Antimicrobial resistance poses a serious threat to human health and was associated with nearly 5 million deaths in 2019. Non-specific drug efflux pumps are predominant resistance factors and can confer resistance to multiple classes of antibiotics. Moreover, these efflux pumps are also implicated in bacterial virulence and the formation of impenetrable bacterial biofilms.

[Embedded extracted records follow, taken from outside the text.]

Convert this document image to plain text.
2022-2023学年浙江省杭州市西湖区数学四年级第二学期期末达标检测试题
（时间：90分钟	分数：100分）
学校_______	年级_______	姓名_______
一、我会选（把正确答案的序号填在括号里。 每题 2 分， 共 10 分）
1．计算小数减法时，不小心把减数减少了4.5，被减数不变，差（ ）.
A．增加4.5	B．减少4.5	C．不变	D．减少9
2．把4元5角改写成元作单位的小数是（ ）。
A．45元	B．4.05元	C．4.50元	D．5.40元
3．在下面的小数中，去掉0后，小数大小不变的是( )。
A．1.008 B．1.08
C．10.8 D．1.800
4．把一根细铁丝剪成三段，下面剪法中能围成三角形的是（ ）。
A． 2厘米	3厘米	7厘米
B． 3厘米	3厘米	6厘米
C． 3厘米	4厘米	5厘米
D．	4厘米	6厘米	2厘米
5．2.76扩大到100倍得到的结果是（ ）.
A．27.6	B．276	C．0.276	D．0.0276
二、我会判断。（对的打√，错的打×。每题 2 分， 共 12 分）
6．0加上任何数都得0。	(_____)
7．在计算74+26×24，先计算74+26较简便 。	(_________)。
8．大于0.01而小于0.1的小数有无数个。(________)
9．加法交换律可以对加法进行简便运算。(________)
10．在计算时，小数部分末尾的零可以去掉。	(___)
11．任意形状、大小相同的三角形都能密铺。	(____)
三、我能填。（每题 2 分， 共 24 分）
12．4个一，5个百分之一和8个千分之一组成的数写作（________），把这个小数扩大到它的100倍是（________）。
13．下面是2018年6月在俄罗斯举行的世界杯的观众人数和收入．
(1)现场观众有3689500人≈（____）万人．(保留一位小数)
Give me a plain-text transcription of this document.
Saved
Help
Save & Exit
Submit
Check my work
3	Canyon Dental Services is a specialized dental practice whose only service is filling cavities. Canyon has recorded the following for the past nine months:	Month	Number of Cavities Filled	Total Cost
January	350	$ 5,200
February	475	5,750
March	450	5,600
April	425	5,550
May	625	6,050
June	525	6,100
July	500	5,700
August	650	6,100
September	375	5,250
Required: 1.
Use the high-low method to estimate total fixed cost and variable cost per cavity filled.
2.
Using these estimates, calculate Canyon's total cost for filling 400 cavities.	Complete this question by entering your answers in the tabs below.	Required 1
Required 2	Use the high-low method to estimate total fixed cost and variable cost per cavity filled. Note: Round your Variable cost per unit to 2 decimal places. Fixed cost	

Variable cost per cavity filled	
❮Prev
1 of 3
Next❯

In this project, we aimed to develop inhibitors of bacterial drug efflux pumps to reverse resistance to antibiotics, inhibit virulence, and prevent biofilm formation. Putative efflux pump inhibitors were identified through in silico screening of an FDA-approved drug library. We have developed a combined structure- and ligand-based model, using OpenEye software, for the identification of inhibitors of AcrB, the inner membrane protein component of the AcrAB-TolC efflux pump in Enterobacteralis. From a database of 1391 FDA-approved drugs, 23 compounds were selected to test for efflux inhibition in E. coli using a bespoke pipeline of optimised methods. Seven compounds enhanced the activity of antimicrobials and inhibited the efflux pump-mediated removal of the substrate Nile Red from cells. Of these, ivacaftor was the most promising efflux pump inhibitor. Since ivacaftor is used as a potentiator in the treatment of cystic fibrosis, and chronic infection with Pseudomonas aeruginosa is the main cause of mortality in people suffering from cystic fibrosis, we investigated if ivacaftor could also inhibit the drug efflux pumps in P. aeruginosa isolated from cystic fibrosis patients. In the presence of sub-MIC concentrations of colistin to permeabilise the outer membrane of P. aeruginosa, ivacaftor could reduce the MIC values of multiple antibiotics by 4 – 8-fold. Ivacaftor was also able to completely inhibit drug efflux in these pathogens and to reduce virulence by inhibiting swarming and the excretion of virulence factors such as pyoverdine and pyocyanin. These results initiated a clinical study on combining ivacaftor and antibiotics to treat intractable and recurrent P. aeruginosa infections in cystic fibrosis patients who would not otherwise qualify for ivacaftor treatment.
In this study, we have identified ivacaftor as a compound for repurposing as a drug efflux pump inhibitor for the potential treatment of chronic infections in cystic fibrosis patients caused by multidrug-resistant pathogens.